Beartooth meanwhile are rock n roll stars whose performance will have you reaching for a packet of throat lozenges the next day to soothe your singing voice. The energy on stage from vocalist Caleb Shomo and his band of merry men almost set it ablaze. The venue has fists pumping, and confetti spiralling everywhere during The Lines. Sunshine, Bad Listener and new song Might Love Myself – introduced by a touching speech about Shomo’s struggles with depression and being sober – are ferocious and the sound of that deep end literally reverberates your bones throughout.
More confetti , more smoke, more strenuous workouts for the crowd during BodyBag, Hated and the acapella crowd interacting vocals during In Between before The Last Riff see’s Shomo disappear into the packed arena while still trashing away on the guitar.
Pierce The Veil are not to be outdone, bringing their own rock n roll to the party and fly out of the gates with Death Of An Executioner, a nicely Mexican touched Bulls In The Bronx and a booming Pass The Nirvana.
The cheers from the audience are a little high pitched than earlier which gives you an indication of the demographic for tonight’s show, the bands first here for seven years, and it’s one of these fans who gets a night she will never forget.
Vocalist Vic Fuentes brings up a fan, Charli, on stage and serenades her while the band perform to a packed venue. Charli is obviously ecstatic at this up and close performance and is visibly moved before being thanked and presented with Fuentes guitar and chants of her name around the venue. Well played PTV, well played.

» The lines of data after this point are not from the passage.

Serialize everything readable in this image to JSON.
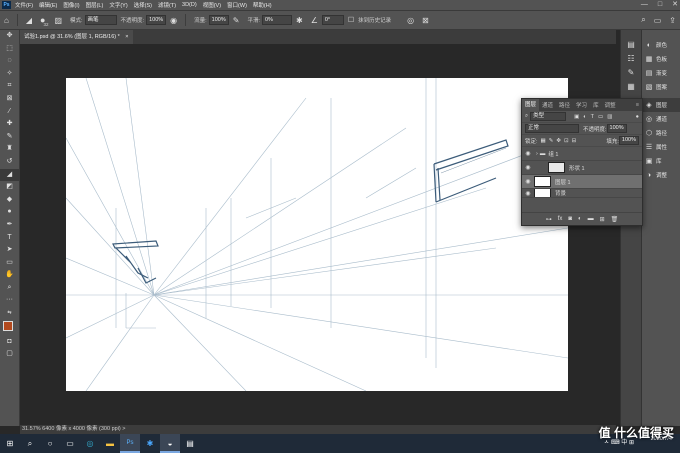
{
  "menubar": {
    "logo": "Ps",
    "items": [
      "文件(F)",
      "编辑(E)",
      "图像(I)",
      "图层(L)",
      "文字(Y)",
      "选择(S)",
      "滤镜(T)",
      "3D(D)",
      "视图(V)",
      "窗口(W)",
      "帮助(H)"
    ],
    "minimize": "—",
    "maximize": "□",
    "close": "✕"
  },
  "options": {
    "brush_size": "32",
    "mode_label": "模式:",
    "mode_value": "画笔",
    "opacity_label": "不透明度:",
    "opacity_value": "100%",
    "flow_label": "流量:",
    "flow_value": "100%",
    "smooth_label": "平滑:",
    "smooth_value": "0%",
    "angle_value": "0°",
    "history_label": "抹到历史记录"
  },
  "document": {
    "tab_title": "试验1.psd @ 31.6% (图层 1, RGB/16) *",
    "close": "×"
  },
  "status": {
    "text": "31.57%   6400 像素 x 4000 像素 (300 ppi)   >"
  },
  "right_panels": [
    {
      "icon": "palette-icon",
      "glyph": "◐",
      "label": "颜色"
    },
    {
      "icon": "swatches-icon",
      "glyph": "▦",
      "label": "色板"
    },
    {
      "icon": "gradient-icon",
      "glyph": "▤",
      "label": "渐变"
    },
    {
      "icon": "pattern-icon",
      "glyph": "▧",
      "label": "图案"
    },
    {
      "icon": "layers-icon",
      "glyph": "◈",
      "label": "图层"
    },
    {
      "icon": "channels-icon",
      "glyph": "◎",
      "label": "通道"
    },
    {
      "icon": "paths-icon",
      "glyph": "⬡",
      "label": "路径"
    },
    {
      "icon": "properties-icon",
      "glyph": "☰",
      "label": "属性"
    },
    {
      "icon": "libraries-icon",
      "glyph": "▣",
      "label": "库"
    },
    {
      "icon": "adjustments-icon",
      "glyph": "◑",
      "label": "调整"
    }
  ],
  "layers_panel": {
    "tabs": [
      "图层",
      "通道",
      "路径",
      "学习",
      "库",
      "调整"
    ],
    "filter_value": "类型",
    "blend_mode": "正常",
    "opacity_label": "不透明度:",
    "opacity_value": "100%",
    "lock_label": "锁定:",
    "fill_label": "填充:",
    "fill_value": "100%",
    "layers": [
      {
        "name": "组 1",
        "type": "group"
      },
      {
        "name": "形状 1",
        "type": "shape"
      },
      {
        "name": "图层 1",
        "type": "layer",
        "selected": true
      },
      {
        "name": "背景",
        "type": "background"
      }
    ]
  },
  "taskbar": {
    "tray_text": "ㅅ  ⌨  中  ⊞",
    "time": "",
    "date": "2020/7/4"
  },
  "watermark": "值 什么值得买"
}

More confetti and smoke bellow throughout the venue, singing is commonplace as is clapping along as the band tear through Circles, Caraphernelia and King For A Day in a interactive performance that has many forgetting this is a Monday night.
So yeah, this had raw emotion, confetti galore, a rogue frontman and an emotional fan having her name chanted across a sold out theatre all to the back drop of rock n roll. It was a pretty enormous night.